People like to listen to Milo because he says things in the strongest terms. This is the point of Milo: to poke a finger in the eye of political correctness. People buying his book will be buying it for more of this. Yet this editor objects every time Yiannopoulos uses a particularly strong image or analogy. He is not allowed to compare anyone to Nazis. “Ever.” He is not allowed to call himself a “gay Uncle Tom,” because this is “inflammatory.” And so forth.

Yiannopolos calls his boyfriends “denizens of the dark continent.” The editor strikes this, on the grounds that it sounds like “darkies,” and replaces it with “black men.” Granted that “denizens of the dark continent” is awkward—nothing dark about Africa, and probably Milo's boyfriends to not actually live in Africa. But at least it is far better than the editor's substitution, which is bland, boring and lazy; or else deliberate sabotage. He could at least offer a decent alternative. How about “gentlemen richly endowed with pigment”? “Not prime candidates for the Red-Headed League”? “Of the Sub-Saharan persuasion”? “Ethnically somewhere south of Timbuktu”? If he can't write better than that, or does not care to, how can he presume to tell someone else how to write? He should go into accountancy or something.

I'm not sure whether the editor is incompetent or malicious; but it is an interesting window into traditional publishing. Like just about everything else, in recent decades, editing and book publishing have become hopelessly politically slanted. Traditional publishers and editors have decided that their job is not to serve the public by simply to the best of their abilities ensuring a high quality in books, but to ensure that nothing is published that goes against certain political stances and certain shared class interests. They see themselves as an elite in command.

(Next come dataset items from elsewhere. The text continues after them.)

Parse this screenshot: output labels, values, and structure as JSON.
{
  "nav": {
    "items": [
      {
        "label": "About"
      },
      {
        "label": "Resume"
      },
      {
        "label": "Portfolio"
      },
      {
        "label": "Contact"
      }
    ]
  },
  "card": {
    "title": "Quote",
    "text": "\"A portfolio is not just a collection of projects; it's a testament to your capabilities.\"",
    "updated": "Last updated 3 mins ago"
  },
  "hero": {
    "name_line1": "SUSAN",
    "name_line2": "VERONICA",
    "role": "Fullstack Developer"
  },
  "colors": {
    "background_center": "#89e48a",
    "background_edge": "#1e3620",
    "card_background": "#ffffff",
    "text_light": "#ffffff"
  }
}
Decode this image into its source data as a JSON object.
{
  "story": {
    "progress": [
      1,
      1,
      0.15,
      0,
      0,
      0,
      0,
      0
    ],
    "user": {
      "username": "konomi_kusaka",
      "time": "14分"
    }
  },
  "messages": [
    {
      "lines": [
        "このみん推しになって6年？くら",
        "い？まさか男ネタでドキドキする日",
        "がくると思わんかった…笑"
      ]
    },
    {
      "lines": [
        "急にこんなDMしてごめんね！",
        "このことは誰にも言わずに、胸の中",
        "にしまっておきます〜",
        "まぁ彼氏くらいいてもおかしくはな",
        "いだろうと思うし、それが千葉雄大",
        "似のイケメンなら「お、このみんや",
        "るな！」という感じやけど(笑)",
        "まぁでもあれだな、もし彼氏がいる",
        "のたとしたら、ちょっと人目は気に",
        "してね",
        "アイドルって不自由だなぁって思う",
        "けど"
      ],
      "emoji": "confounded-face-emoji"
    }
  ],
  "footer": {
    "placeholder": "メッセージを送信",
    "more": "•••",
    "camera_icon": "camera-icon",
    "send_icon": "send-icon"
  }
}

Among other problems, this tends to mean that no interesting books can any longer be published: nothing that says anything new.

The situation is not as bad as in magazines, or newspapers, or in the rest of the media. The general principle in book publishing is that the author, not the editor, has the final say, and all the publisher can do is pull the book if they disagree too strongly.

But it is, at best, an annoying obstacle course, requiring steady nerves. If, of course, you can get a contract in the first case. Myself currently working on a book for self-publishing, I have actually had freelance designers and printers, who work on contract, refuse to bid on my book because of its apparently right-wing tone. They would probably get drummed out of all the industry cocktail parties. Good thing for them I was not asking them to cater a gay wedding.

For this reason, conventional publishing, like the rest of the mainstream media, is ripening for destruction, indeed, seems to be busy killing itself. It becomes overwhelmingly attractive for someone like Yiannopoulos—or little me--to pull their book from the big houses like Simon & Schuster—he was lucky that they pulled the plug, so he did not have to. And now he can sue.

After all, nobody any longer needs them. Fortunately for the public, fortunately for writers, and unfortunately for the traditional publishers, it is now not just possible, but fairly easy, to bypass all of this. With epublishing and print on demand, there is no need for any big capital outlay to publish—other than the significant time investment of writing the book. Strictly speaking, if you do only ebook format, you can publish for free. Nor is there any need for a big distribution operation. The big problem in the business used to be getting it out to those thousand little bookshops. Now, you can cover most of the field by selling only to Amazon, Chapters, and Barnes & Noble. Yes, author tours and book signings help, but traditional publishers were always notoriously unhelpful with them anyway. It was always mostly up to the author.

I think Yiannopoulos can manage it on his own.